僕は安堵から【ふぅ~】と息を漏らしてしまった。それはライサさんもソニアちゃんも同じで二人ともこの勝負をやる前よりも少し老けた気がする。(なんて言ったら怒られちゃうかな)
「では各選手、順番に審査員席に料理を持ってくるように!」
と言われましても…。
そんなこと言われれば当然のように浮かぶ疑問をライサさんは僕らの誰よりも早く口にした。
「それで順番は誰からですか?」
「ん? 誰からでもいいぞ。背の小さい順でも、かわいい順でもそっちで勝手に決めてくれ」
『背の順』ならともかく、『かわいい順』って…。基準があいまいで決められないんですけど…。
ただひとつ言えることは『背の順』でも『かわいい順』でも僕が一番最後ってことだ。(そもそも僕のことを『男子』と知りながらも「かわいい順で決めろ」というシエナさんには悪意しか感じない)
「『かわいい順』なら先輩が一番ですね!」
そしてソニアちゃんも悪意で満ち満ちている。
【いや、私は一番最後でいいから】
謙遜でもなんでもなく、ただ男としてのプライドがトップバッターを意地でもいくまいと身を引いたのだが、機嫌の悪そうにライサさんが「いいから、料理がどんどんと冷めちゃうでしょ」と言われて促されたため誠に不本意ながら僕がトップバッターを務めることとなった。
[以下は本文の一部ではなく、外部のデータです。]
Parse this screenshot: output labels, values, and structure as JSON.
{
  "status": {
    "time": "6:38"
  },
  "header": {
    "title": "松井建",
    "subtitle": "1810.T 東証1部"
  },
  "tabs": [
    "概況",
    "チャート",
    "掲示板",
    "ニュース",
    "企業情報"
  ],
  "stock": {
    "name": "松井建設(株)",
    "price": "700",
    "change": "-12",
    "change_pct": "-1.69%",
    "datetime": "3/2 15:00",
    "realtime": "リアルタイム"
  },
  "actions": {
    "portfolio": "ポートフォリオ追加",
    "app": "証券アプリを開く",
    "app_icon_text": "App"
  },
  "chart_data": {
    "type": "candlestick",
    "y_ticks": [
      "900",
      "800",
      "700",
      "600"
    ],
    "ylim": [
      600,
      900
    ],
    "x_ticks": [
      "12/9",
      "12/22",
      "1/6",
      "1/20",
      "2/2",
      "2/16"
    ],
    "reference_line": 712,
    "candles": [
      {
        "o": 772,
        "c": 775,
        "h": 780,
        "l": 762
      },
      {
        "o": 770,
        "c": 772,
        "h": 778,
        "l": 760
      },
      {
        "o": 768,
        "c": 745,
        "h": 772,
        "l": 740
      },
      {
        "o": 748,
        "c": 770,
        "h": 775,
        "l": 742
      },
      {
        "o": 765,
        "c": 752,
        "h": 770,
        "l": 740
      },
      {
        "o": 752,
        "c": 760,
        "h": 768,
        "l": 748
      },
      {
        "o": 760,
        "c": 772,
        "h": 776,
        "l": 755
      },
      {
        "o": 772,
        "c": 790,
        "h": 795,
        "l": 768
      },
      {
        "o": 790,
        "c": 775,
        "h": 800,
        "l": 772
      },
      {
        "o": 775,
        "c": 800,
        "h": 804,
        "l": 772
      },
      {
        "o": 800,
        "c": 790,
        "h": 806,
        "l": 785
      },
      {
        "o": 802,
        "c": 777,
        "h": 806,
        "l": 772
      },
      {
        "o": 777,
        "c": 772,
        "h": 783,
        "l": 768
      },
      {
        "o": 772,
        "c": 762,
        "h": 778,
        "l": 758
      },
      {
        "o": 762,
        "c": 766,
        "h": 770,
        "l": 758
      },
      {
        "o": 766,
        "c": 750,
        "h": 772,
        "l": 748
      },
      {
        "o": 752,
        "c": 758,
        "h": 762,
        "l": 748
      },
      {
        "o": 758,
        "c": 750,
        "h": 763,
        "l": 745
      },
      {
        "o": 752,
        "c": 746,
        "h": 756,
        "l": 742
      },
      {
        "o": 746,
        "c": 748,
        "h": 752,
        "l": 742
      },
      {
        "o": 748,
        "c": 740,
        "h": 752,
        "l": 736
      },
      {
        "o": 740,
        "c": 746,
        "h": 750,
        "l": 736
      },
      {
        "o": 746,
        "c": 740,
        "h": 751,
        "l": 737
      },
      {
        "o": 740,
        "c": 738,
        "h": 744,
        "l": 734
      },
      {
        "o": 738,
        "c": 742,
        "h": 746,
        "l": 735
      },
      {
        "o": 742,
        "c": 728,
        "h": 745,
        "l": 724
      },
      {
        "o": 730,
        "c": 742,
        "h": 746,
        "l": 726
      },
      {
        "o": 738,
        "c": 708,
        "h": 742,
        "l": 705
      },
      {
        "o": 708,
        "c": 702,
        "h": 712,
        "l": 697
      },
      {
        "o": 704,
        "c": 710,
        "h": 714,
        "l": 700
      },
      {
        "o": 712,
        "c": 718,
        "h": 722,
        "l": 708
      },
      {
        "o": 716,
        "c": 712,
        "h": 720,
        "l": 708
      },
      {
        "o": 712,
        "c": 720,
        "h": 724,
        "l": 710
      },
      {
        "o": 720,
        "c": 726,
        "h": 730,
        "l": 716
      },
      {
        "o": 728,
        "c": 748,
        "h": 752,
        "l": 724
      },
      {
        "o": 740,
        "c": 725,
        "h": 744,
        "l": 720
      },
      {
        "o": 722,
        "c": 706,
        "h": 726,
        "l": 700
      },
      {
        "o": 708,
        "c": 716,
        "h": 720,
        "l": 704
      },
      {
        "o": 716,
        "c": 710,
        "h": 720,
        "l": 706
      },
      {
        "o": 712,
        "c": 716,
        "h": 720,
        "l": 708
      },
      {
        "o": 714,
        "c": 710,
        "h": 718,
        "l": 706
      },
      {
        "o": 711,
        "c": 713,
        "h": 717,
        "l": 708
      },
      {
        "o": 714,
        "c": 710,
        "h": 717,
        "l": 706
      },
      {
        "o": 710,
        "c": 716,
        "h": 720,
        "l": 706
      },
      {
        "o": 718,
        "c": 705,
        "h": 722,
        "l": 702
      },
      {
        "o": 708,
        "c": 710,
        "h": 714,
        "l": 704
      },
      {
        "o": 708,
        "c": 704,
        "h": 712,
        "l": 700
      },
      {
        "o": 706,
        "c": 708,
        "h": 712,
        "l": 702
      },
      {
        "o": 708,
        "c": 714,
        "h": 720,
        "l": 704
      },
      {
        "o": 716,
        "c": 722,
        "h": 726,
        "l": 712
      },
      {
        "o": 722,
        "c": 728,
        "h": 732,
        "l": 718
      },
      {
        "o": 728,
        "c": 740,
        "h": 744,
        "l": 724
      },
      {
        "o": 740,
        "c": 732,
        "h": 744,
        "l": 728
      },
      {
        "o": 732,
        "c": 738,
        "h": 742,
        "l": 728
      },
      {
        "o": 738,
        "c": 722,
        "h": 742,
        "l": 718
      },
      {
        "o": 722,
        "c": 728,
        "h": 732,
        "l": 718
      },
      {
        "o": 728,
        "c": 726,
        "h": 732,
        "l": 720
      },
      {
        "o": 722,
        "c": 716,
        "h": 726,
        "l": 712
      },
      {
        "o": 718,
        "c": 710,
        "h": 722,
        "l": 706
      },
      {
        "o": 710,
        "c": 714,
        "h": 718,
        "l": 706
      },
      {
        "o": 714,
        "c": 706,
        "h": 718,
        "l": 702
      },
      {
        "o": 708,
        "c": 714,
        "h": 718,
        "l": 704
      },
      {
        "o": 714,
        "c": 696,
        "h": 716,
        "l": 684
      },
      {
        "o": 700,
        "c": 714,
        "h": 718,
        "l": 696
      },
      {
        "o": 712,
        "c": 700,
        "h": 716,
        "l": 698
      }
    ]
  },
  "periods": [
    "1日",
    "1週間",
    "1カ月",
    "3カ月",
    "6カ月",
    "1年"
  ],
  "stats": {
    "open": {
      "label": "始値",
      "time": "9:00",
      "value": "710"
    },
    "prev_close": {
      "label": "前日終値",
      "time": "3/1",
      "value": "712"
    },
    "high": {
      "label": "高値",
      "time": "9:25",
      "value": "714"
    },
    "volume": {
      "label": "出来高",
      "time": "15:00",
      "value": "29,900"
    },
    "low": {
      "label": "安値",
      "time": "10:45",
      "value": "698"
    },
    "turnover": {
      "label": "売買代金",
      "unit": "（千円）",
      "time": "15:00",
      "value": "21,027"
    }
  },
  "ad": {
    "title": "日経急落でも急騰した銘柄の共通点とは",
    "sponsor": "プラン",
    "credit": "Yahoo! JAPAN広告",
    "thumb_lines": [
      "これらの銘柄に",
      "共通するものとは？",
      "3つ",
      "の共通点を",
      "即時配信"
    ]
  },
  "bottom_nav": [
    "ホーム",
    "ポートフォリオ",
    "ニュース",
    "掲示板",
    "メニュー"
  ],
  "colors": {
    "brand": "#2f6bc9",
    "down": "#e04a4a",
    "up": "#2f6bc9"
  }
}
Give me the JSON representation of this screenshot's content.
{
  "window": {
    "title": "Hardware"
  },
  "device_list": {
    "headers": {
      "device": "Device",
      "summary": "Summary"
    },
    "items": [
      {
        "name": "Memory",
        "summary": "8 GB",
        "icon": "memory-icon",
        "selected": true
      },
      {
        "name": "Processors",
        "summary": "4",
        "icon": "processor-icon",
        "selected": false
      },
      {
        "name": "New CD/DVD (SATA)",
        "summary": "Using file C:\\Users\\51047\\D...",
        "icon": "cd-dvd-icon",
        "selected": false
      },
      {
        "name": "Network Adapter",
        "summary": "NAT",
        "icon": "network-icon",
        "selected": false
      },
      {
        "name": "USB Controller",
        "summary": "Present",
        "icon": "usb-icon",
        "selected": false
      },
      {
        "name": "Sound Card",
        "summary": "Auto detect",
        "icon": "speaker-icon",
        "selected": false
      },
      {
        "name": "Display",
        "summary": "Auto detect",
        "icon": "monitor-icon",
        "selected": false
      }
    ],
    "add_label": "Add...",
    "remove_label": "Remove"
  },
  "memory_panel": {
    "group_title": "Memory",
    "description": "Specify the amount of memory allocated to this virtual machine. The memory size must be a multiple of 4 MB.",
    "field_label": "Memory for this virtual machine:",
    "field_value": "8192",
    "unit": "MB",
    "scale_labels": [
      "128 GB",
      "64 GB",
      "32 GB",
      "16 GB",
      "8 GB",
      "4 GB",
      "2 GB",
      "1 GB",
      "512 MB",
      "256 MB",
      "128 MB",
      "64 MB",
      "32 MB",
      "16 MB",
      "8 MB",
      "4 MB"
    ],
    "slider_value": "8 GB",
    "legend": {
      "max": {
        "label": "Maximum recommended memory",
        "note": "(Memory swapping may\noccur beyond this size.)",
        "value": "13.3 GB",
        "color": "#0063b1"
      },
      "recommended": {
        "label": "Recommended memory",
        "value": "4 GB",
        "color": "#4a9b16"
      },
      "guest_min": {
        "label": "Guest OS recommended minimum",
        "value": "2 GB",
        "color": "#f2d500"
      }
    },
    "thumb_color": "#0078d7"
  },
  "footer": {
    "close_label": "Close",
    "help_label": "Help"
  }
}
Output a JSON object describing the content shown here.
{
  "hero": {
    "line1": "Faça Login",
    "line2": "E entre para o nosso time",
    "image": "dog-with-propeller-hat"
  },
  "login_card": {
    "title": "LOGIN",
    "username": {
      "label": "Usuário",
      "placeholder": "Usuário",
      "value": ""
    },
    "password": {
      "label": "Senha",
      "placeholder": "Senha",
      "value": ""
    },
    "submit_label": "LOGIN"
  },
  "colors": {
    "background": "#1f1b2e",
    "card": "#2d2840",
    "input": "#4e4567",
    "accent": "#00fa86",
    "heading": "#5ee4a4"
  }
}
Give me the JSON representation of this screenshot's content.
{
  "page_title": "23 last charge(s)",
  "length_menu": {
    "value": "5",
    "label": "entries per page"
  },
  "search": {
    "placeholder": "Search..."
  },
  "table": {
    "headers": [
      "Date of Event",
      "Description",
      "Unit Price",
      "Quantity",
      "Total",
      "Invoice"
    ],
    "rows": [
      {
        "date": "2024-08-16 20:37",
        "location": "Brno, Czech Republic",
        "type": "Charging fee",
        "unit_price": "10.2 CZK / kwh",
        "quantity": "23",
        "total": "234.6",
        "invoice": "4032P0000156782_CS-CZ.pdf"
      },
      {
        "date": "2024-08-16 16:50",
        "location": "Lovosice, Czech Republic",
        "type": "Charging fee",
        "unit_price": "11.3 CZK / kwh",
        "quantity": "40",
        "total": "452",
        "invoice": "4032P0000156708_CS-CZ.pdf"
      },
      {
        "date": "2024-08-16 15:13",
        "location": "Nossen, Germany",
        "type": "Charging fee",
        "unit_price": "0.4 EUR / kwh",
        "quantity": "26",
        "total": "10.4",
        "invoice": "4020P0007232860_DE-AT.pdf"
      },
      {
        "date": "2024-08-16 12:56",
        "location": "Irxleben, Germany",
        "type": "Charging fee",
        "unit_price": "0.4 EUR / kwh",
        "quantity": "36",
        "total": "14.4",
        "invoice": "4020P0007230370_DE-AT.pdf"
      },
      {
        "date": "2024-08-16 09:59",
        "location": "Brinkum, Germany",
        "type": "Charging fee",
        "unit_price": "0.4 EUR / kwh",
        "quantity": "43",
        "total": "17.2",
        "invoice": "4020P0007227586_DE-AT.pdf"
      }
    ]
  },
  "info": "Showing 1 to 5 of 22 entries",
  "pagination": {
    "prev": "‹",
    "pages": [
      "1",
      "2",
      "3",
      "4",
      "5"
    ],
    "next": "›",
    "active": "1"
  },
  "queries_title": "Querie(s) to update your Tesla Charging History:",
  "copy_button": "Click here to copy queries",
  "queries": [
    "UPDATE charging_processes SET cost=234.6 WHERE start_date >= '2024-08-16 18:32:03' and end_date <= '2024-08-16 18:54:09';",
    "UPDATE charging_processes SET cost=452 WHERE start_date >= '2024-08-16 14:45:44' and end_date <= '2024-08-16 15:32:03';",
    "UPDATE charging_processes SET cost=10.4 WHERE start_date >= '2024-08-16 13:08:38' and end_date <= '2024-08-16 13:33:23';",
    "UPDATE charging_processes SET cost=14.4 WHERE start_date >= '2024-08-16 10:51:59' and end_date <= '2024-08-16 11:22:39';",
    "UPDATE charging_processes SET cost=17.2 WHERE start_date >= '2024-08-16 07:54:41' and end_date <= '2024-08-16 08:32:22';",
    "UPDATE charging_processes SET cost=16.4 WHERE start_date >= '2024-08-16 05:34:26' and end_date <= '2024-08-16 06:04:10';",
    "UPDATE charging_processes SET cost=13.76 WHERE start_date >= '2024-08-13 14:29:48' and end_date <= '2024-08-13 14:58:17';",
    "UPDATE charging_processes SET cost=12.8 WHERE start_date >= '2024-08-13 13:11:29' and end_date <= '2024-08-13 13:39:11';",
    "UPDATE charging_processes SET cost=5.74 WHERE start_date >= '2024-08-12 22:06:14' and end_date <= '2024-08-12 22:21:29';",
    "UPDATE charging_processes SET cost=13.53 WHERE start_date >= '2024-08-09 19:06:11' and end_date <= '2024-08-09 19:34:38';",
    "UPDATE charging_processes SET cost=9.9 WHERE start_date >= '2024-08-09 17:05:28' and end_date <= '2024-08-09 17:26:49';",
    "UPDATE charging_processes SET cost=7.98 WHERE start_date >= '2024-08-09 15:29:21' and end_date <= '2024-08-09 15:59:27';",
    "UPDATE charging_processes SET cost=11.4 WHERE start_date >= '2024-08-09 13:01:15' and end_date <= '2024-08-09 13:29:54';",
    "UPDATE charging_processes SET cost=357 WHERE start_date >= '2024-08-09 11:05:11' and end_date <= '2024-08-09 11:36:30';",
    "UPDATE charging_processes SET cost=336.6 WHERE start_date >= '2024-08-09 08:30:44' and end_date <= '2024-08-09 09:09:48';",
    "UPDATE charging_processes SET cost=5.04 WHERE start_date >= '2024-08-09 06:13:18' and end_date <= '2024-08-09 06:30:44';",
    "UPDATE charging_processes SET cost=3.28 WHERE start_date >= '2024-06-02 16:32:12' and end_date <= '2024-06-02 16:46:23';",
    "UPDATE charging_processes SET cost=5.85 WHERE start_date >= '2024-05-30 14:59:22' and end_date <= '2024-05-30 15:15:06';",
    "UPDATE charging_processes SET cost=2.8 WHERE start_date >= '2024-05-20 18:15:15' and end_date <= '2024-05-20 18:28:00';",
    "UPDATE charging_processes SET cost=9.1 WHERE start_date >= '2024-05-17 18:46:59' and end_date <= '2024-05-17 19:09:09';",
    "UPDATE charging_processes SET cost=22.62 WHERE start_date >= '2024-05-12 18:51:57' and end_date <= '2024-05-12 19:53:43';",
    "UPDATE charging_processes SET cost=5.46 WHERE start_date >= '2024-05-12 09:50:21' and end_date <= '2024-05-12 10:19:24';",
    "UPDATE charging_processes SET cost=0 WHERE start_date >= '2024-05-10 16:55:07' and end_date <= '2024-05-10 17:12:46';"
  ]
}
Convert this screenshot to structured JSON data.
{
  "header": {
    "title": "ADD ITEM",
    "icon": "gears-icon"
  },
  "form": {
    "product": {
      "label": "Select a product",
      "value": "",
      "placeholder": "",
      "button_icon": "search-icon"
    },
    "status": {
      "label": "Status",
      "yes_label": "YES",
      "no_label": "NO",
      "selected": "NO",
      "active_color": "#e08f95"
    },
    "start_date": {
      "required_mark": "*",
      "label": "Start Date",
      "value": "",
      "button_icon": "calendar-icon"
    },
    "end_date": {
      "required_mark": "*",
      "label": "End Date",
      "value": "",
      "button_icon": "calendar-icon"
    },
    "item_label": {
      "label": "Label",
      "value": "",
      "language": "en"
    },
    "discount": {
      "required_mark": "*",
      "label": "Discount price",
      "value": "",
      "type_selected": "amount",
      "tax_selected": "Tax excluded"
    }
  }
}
【はい。こちら『キノコの炊き込みご飯』と『お吸い物』でございます】
僕は審査員であるシエナさん、アイちゃん、セレーナさんの前に作った料理を並べた。
「おぉ!」「…」「わー」
各々リアクションは違えど一様に好感触であることは伝わってきた。そしてとりわけ反応がなまめかしかったシエナさんを見て僕は遅ればせながらやっと理解した。
なぜこれほど面倒くさそうなイベント事にシエナさんがあれほど乗る気だったのか。つまりはおいしいものをお腹いっぱい食べたかったということだったんですねシエナさん……。
僕は僕の作った料理を目の前にしてよだれを滴らせながら頬を緩ますシエナさんを見て猛烈な『してやられた感』に
とはいってももうここまで来てしまったのならやりきる以外の選択肢は残されていない訳なので、どうせやるなら全力で楽しもうと決めた。
「それじゃぁ、いただきますチャコさん」
【どうぞ召し上がったください】
そう言ってセレーナさんの言葉を皮切りにアイちゃん、シエナさんと次いで僕の炊き込みご飯を口に運んでくれた。
「おいひい!」
目を少し見開きながら笑顔で僕の作った炊き込みご飯をふた口、み口と食べてくれるセレーナさん。そしてセレーナさんの隣の席のアイちゃんも表情こそ変えないものの黙々と炊き込みご飯を頬張るまで口に運んでくれていた。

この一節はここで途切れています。